U.S. defense procurement has long been criticized as slow and anti-competitive, favoring a handful of decades-old incumbents such as Lockheed Martin, Raytheon and Boeing. These large conglomerates often produce ships, tanks and aircraft that are expensive and take years to design and build.
Silicon Valley’s booming defense industry has prioritized the production of smaller, cheaper autonomous weapons that they claim will better protect the United States and its allies in modern conflicts.
One person involved in developing the alliance described it as “coordinating industry” to “execute DoD’s technology priorities” and “address critical software capability issues.”
It is expected that some collaborations between the technology groups joining the alliance have already been agreed and integration work will begin immediately.
Palantir’s “artificial intelligence platform” provides cloud-based data processing and this month integrated with Anduril’s autonomous software “Lattice” to provide artificial intelligence for national security purposes.

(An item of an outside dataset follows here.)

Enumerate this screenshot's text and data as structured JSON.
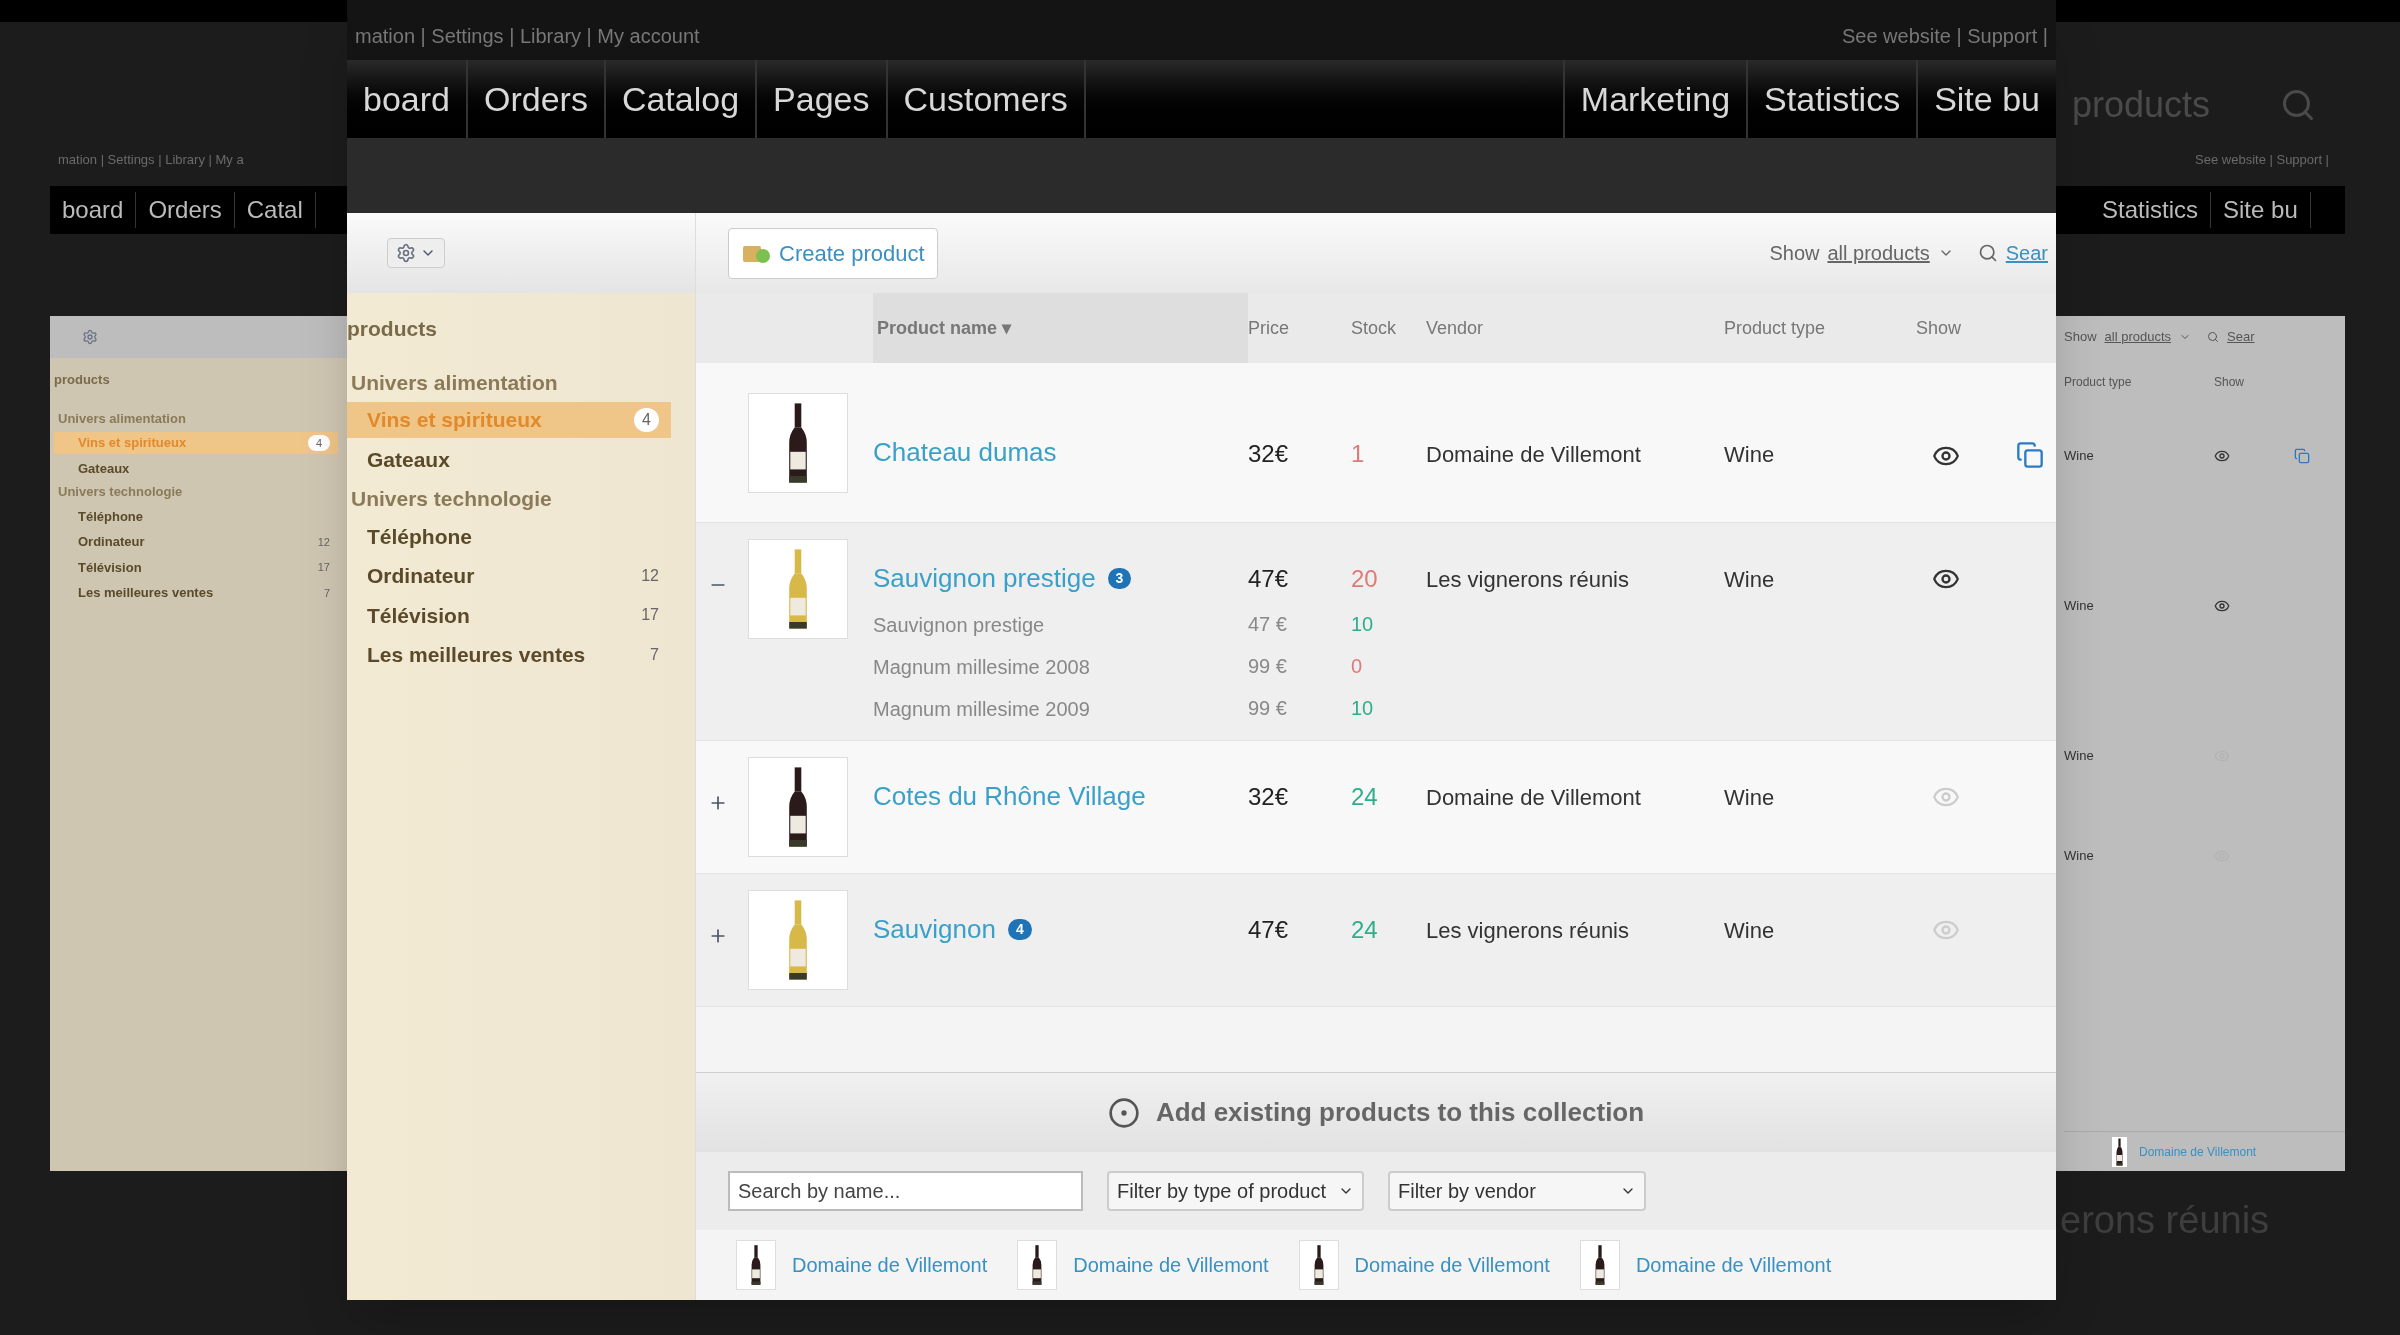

Likewise, Anduril is combining its anti-drone defense system with OpenAI’s advanced artificial intelligence models to work on U.S. government contracts related to “aerial threats.”
A joint statement from Anduril and OpenAI about the partnership said it “aims to ensure that the U.S. Department of Defense and the Intelligence Community have access to the world’s most advanced, effective and secure artificial intelligence-driven technologies.”
Anduril, OpenAI and Scale AI declined to comment on the alliance’s development. Palantir, SpaceX and Saronic did not respond to requests for comment.